We are also unpersuaded by defendant’s argument that plaintiffs lacked sufficient standing to bring an independent action or to intervene in the government’s suit. We may accept for purposes of this decision defendant’s argument that Congress defined the term “citizen” in § 1365(g) to incorporate the standing requirements outlined in Sierra Club v. Morton, 405 U.S. 727, 92 S.Ct. 1361, 31 L.Ed.2d 636 (1972), but that argument does not defeat plaintiffs’ standing. The standing defect in Morton was that the “impact of the proposed changes ... will not fall indiscriminately upon every citizen” and that the Sierra Club “failed to allege that it or its members would be affected in any of their activities or pastimes by the ... development.” 405 U.S. at 735, 92 S.Ct. at 1366. In contrast, plaintiffs here did allege that their members resided in the vicinity of the affected waters and that those members “recreate in, on or near, or otherwise use and enjoy” those waters. Plaintiffs’ allegations also certainly meet the requirements of § 1365(g), because they alleged that their members’ “health, recreational, aesthetic and environmental interests ... have been, are being and will be adversely affected by” the defendant’s illegal pollution discharges. We think these allegations * satisfy both the constitutional requirements of standing and the requirement that plaintiffs be “citizens” as defined in § 1365(g). The Second Circuit’s opinion in Sierra Club v. SCM Corp., 747 F.2d 99 (2 Cir.1984), is distinguishable on the basis of the Sierra Club’s argument to which the court was responding. The language of the Second Circuit does not, we think, extend to this case.

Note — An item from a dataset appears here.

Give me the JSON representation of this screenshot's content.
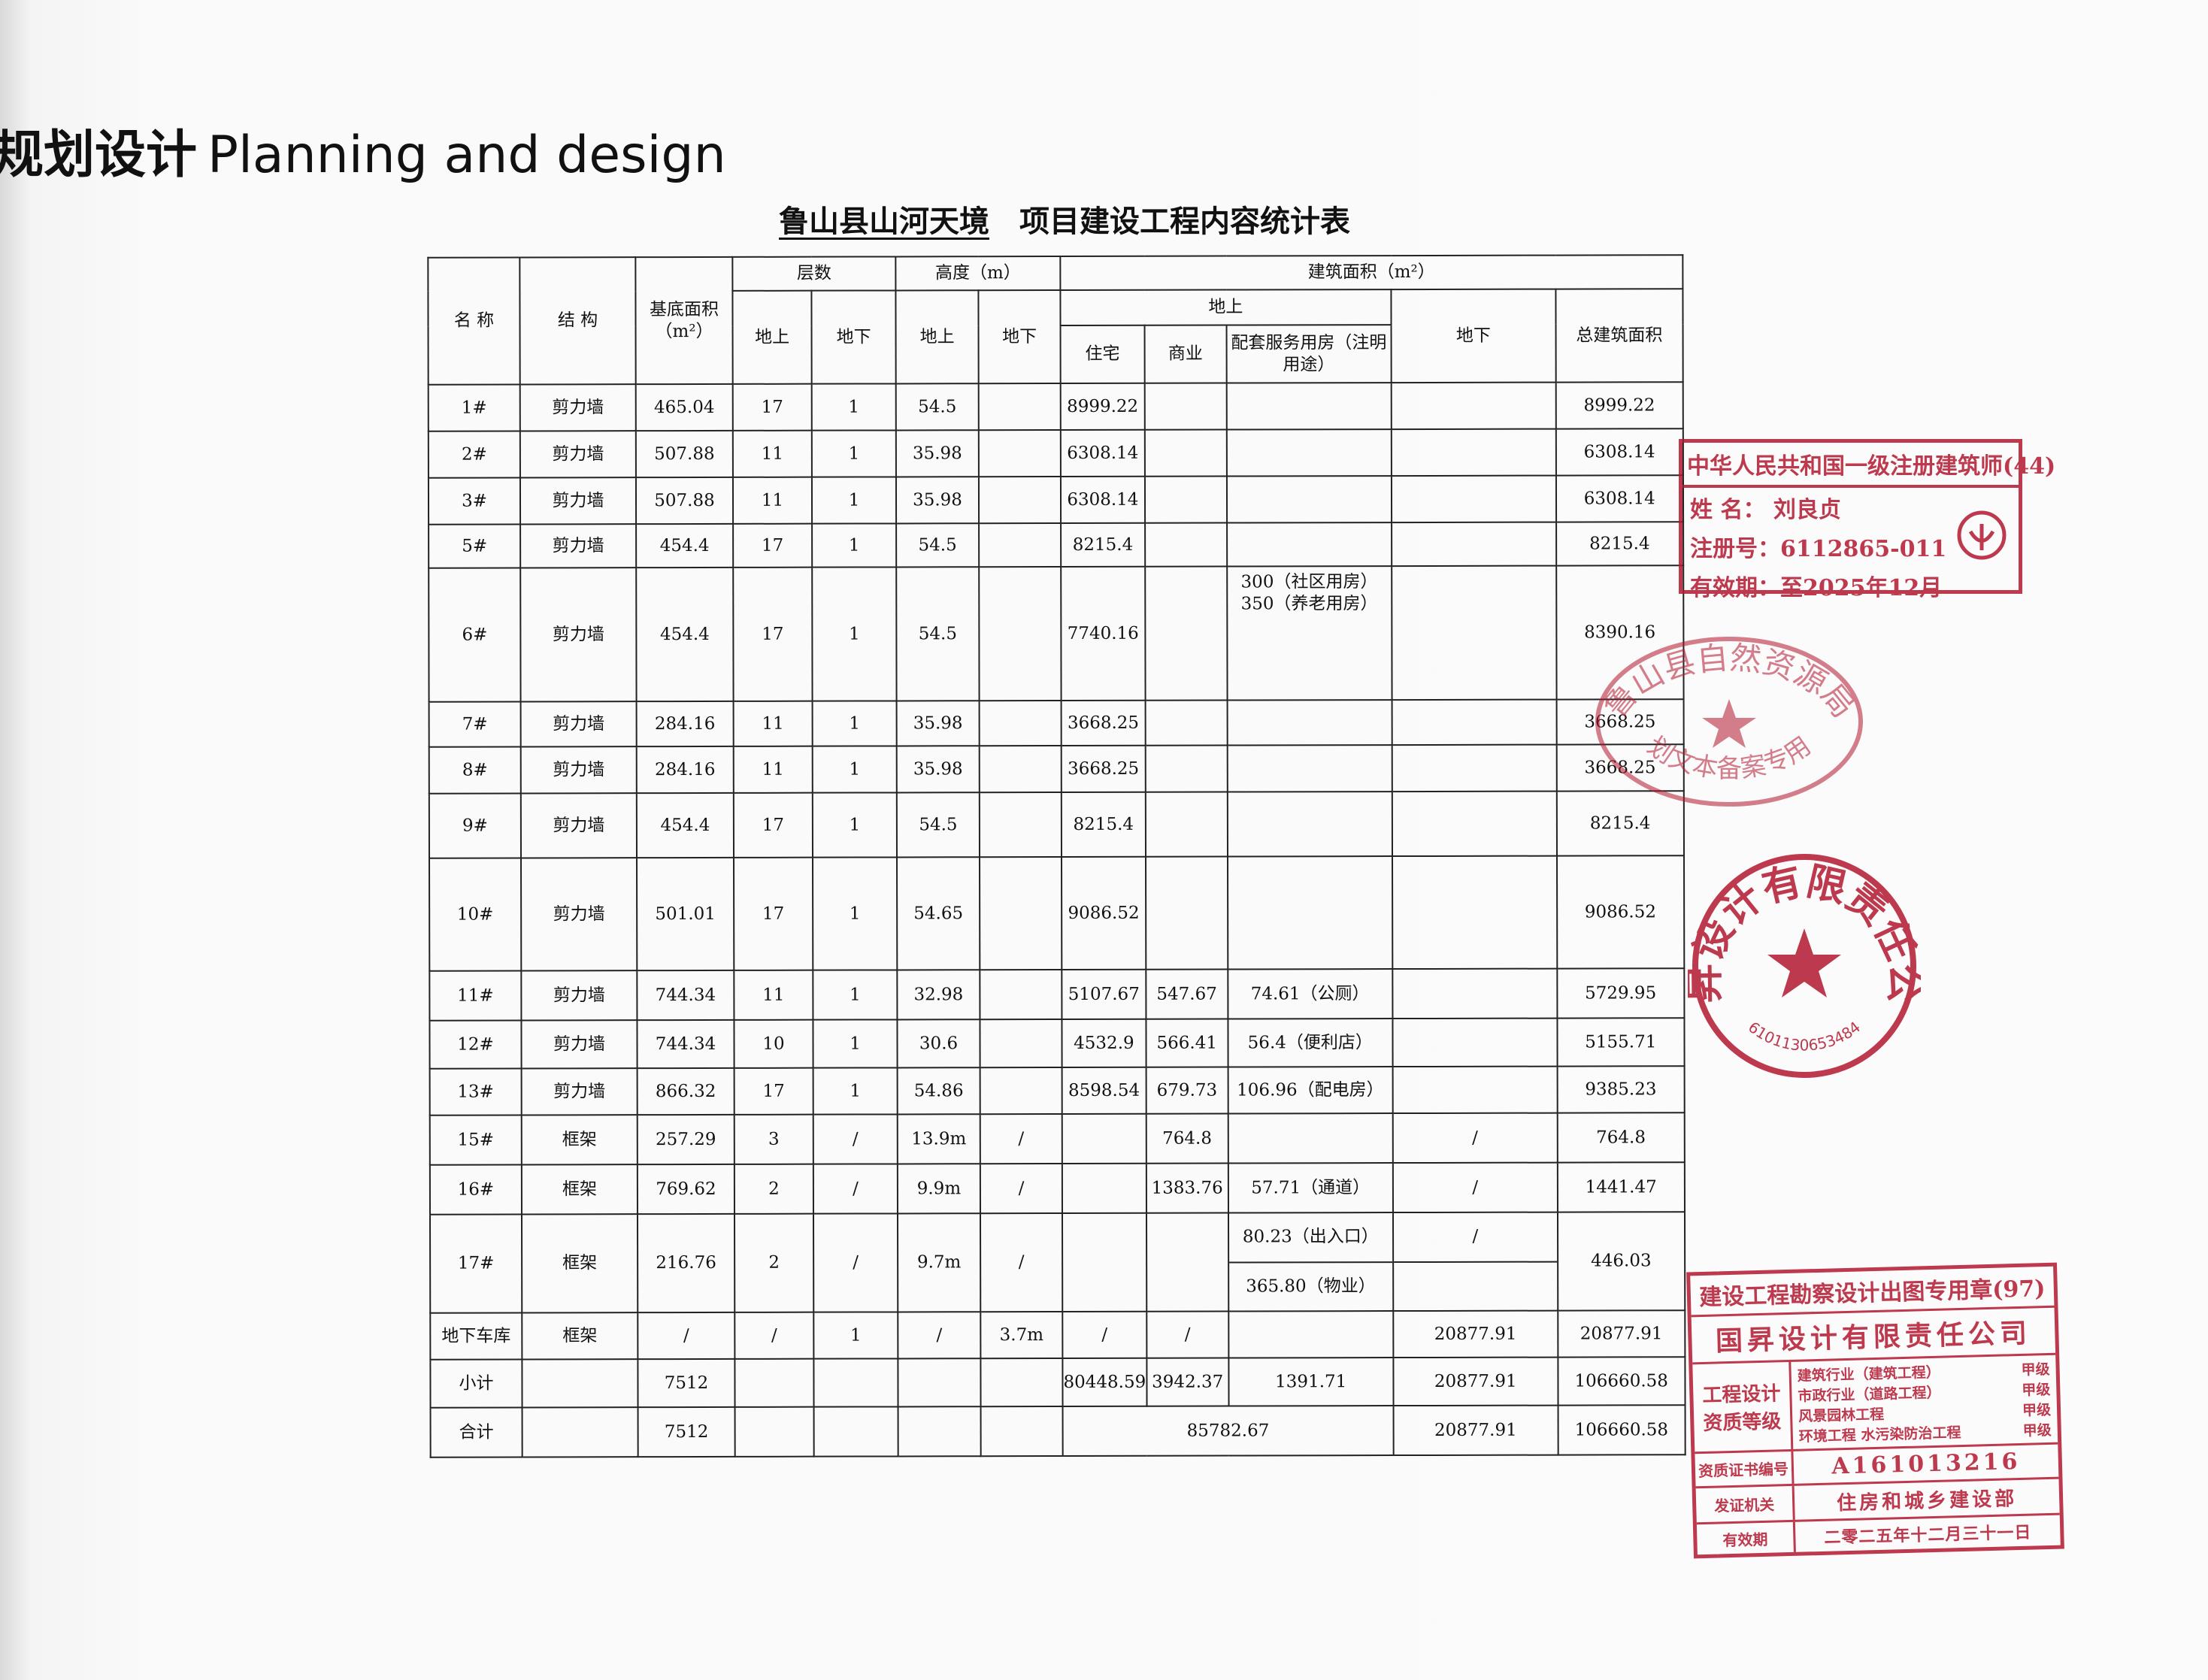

Having concluded that plaintiffs have standing and that their action was not barred by the parallel government suit, we see no basis on which to support the district court’s orders when made. Both the right to file an independent action and the right to intervene in a government enforcement suit are express statutory rights that were denied in this case. Nevertheless, events have changed since the district court’s orders, and we believe this appeal is now effectively moot. The government and defendant have negotiated a consent decree which is awaiting final signatures and which plaintiffs concede is a “good” settlement to which they have no objections. Defendant has ceased or will shortly cease the operations at issue here and will abandon its relevant discharge permits, so the only immediate aspect to enforcing the decree will be collection of a monetary penalty. Plaintiffs conceded that if they were allowed to intervene in the government suit their appeal from dismissal of their independent action would be moot, and since we believe that subsequent events in the government’s case have effectively mooted that issue also, we dismiss both appeals as moot.

DISMISSED.

Since plaintiffs’ complaint and motion to intervene were dismissed at preliminary stages without evidentiary testing, we must accept plaintiffs’ allegations as true. CBF also alleged that it has over 14,000 members in the Chesapeake Bay Area, and NRDC alleged that it has over 1,270 individual members in the State of Maryland. We have no reason to doubt the veracity of any of these allegations, but if they had been challenged, the district court could have required an affidavit to the same effect or disclosure of the names of a representative number of members. We reject any implication in defendant’s argument on standing that individual citizen members of organizational representatives must subject themselves to detailed interrogatories on their use of the affected waters or the implication that, if the members exist as alleged, the organization may not sue on their behalf.